Over the years, the biggest changes Shook has seen concern how congregations identify the role of the senior rabbi. “We are moving faster and farther away from the corporate CEO model,” he says. “More and more, large congregations see the rabbi not as a CEO but as someone who is above the fray. Lay people manage and operate the place. The rabbi is there to inspire, to teach, to console and consult.” He pauses. “I had 400 families in my congregation in New Jersey, and at the end of each day, I turned out the lights and locked the door.”

Once he retires, Shook will spend more time with his family. At the age of 50, Shook took up golf, and he looks forward to more time on the green. He also will continue work on a novel he started writing last August. Shook describes the book as the Jewish version of “The DaVinci Code.”

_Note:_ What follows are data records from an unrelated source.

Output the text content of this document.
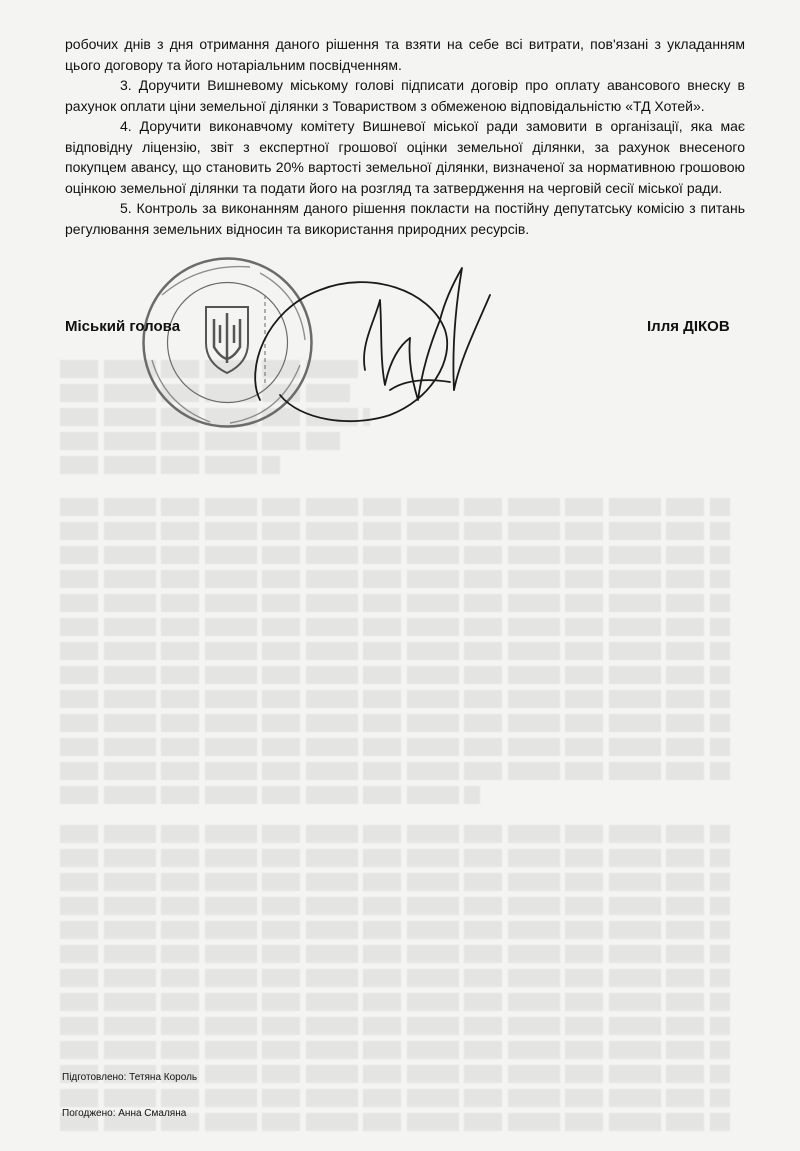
робочих днів з дня отримання даного рішення та взяти на себе всі витрати, пов'язані з укладанням цього договору та його нотаріальним посвідченням.

3. Доручити Вишневому міському голові підписати договір про оплату авансового внеску в рахунок оплати ціни земельної ділянки з Товариством з обмеженою відповідальністю «ТД Хотей».

4. Доручити виконавчому комітету Вишневої міської ради замовити в організації, яка має відповідну ліцензію, звіт з експертної грошової оцінки земельної ділянки, за рахунок внесеного покупцем авансу, що становить 20% вартості земельної ділянки, визначеної за нормативною грошовою оцінкою земельної ділянки та подати його на розгляд та затвердження на черговій сесії міської ради.

5. Контроль за виконанням даного рішення покласти на постійну депутатську комісію з питань регулювання земельних відносин та використання природних ресурсів.

Міський голова	Ілля ДІКОВ
Підготовлено: Тетяна Король
Погоджено: Анна Смаляна
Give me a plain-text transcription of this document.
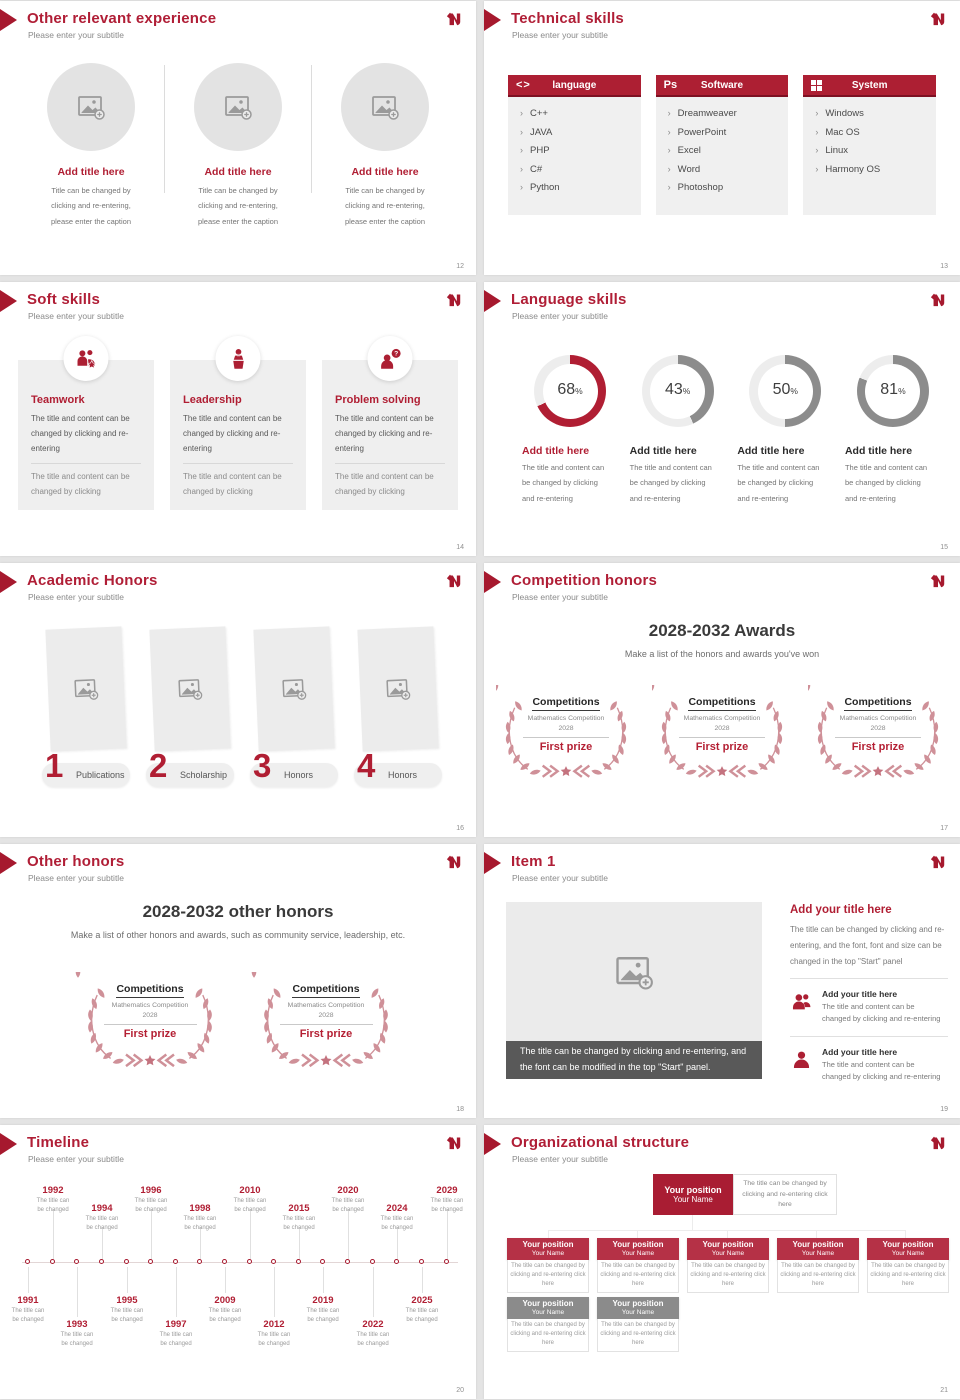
Other relevant experience
Please enter your subtitle
Add title here
Title can be changed by
clicking and re-entering,
please enter the caption
Add title here
Title can be changed by
clicking and re-entering,
please enter the caption
Add title here
Title can be changed by
clicking and re-entering,
please enter the caption
12
Technical skills
Please enter your subtitle
<> language
› C++
› JAVA
› PHP
› C#
› Python
Ps Software
› Dreamweaver
› PowerPoint
› Excel
› Word
› Photoshop
System
› Windows
› Mac OS
› Linux
› Harmony OS
13
Soft skills
Please enter your subtitle
Teamwork
The title and content can be
changed by clicking and re-
entering
The title and content can be
changed by clicking
Leadership
The title and content can be
changed by clicking and re-
entering
The title and content can be
changed by clicking
Problem solving
The title and content can be
changed by clicking and re-
entering
The title and content can be
changed by clicking
14
Language skills
Please enter your subtitle
68 %
Add title here
The title and content can
be changed by clicking
and re-entering
43 %
Add title here
The title and content can
be changed by clicking
and re-entering
50 %
Add title here
The title and content can
be changed by clicking
and re-entering
81 %
Add title here
The title and content can
be changed by clicking
and re-entering
15
Academic Honors
Please enter your subtitle
1 Publications 2 Scholarship 3 Honors 4 Honors
16
Competition honors
Please enter your subtitle
2028-2032 Awards
Make a list of the honors and awards you've won
Competitions
Mathematics Competition
2028
First prize
Competitions
Mathematics Competition
2028
First prize
Competitions
Mathematics Competition
2028
First prize
17
Other honors
Please enter your subtitle
2028-2032 other honors
Make a list of other honors and awards, such as community service, leadership, etc.
Competitions
Mathematics Competition
2028
First prize
Competitions
Mathematics Competition
2028
First prize
18
Item 1
Please enter your subtitle
The title can be changed by clicking and re-entering, and
the font can be modified in the top "Start" panel.
Add your title here
The title can be changed by clicking and re-
entering, and the font, font and size can be
changed in the top "Start" panel
Add your title here
The title and content can be
changed by clicking and re-entering
Add your title here
The title and content can be
changed by clicking and re-entering
19
Timeline
Please enter your subtitle
1991
The title can
be changed
1992
The title can
be changed
1993
The title can
be changed
1994
The title can
be changed
1995
The title can
be changed
1996
The title can
be changed
1997
The title can
be changed
1998
The title can
be changed
2009
The title can
be changed
2010
The title can
be changed
2012
The title can
be changed
2015
The title can
be changed
2019
The title can
be changed
2020
The title can
be changed
2022
The title can
be changed
2024
The title can
be changed
2025
The title can
be changed
2029
The title can
be changed
20
Organizational structure
Please enter your subtitle
Your position
Your Name
The title can be changed by
clicking and re-entering click
here
Your position
Your Name
The title can be changed by
clicking and re-entering click
here
Your position
Your Name
The title can be changed by
clicking and re-entering click
here
Your position
Your Name
The title can be changed by
clicking and re-entering click
here
Your position
Your Name
The title can be changed by
clicking and re-entering click
here
Your position
Your Name
The title can be changed by
clicking and re-entering click
here
Your position
Your Name
The title can be changed by
clicking and re-entering click
here
Your position
Your Name
The title can be changed by
clicking and re-entering click
here
21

“This is the novel I was meant to write,” he says with great enthusiasm. “All these years, I’ve taught Bible study class on Saturday at the Temple, and my class at St. Louis University also follows a Biblical thread. For 10 years, I’ve been doing commentary for KWMU Radio, and I’ve discovered that having to say something significant in 90 seconds is a phenomenal writing discipline. All these projects have helped me become a better writer.”

Dr. David Weinstein, president of the congregation, expresses admiration for Shook’s many talents. “To me, Mark Shook is a true Renaissance Man,” says Weinstein. “There is a dichotomy between his vast knowledge about so many subjects and his passion for teaching others-and the humility that he possesses contrasts with his wonderful sense of humor. All this demonstrates the great depth of his character.”

Weinstein continues, “Mark would have been successful in any field he chose, and we are really fortunate that he chose the rabbinate. Over the years, he has represented our congregation well.”


A ReMarkable Weekend

WHAT: Events honoring Rabbi Mark L. Shook upon his retirement

WHEN: June 4-5

WHERE: On June 4, a special Shabbat service and celebratory Oneg Shabbat reception at 7:30 p.m. at Temple Israel. On June 5, a gala dinner at 6 p.m. at the Hilton St. Louis Frontenac Hotel with keynote speaker Rabbi David Saperstein.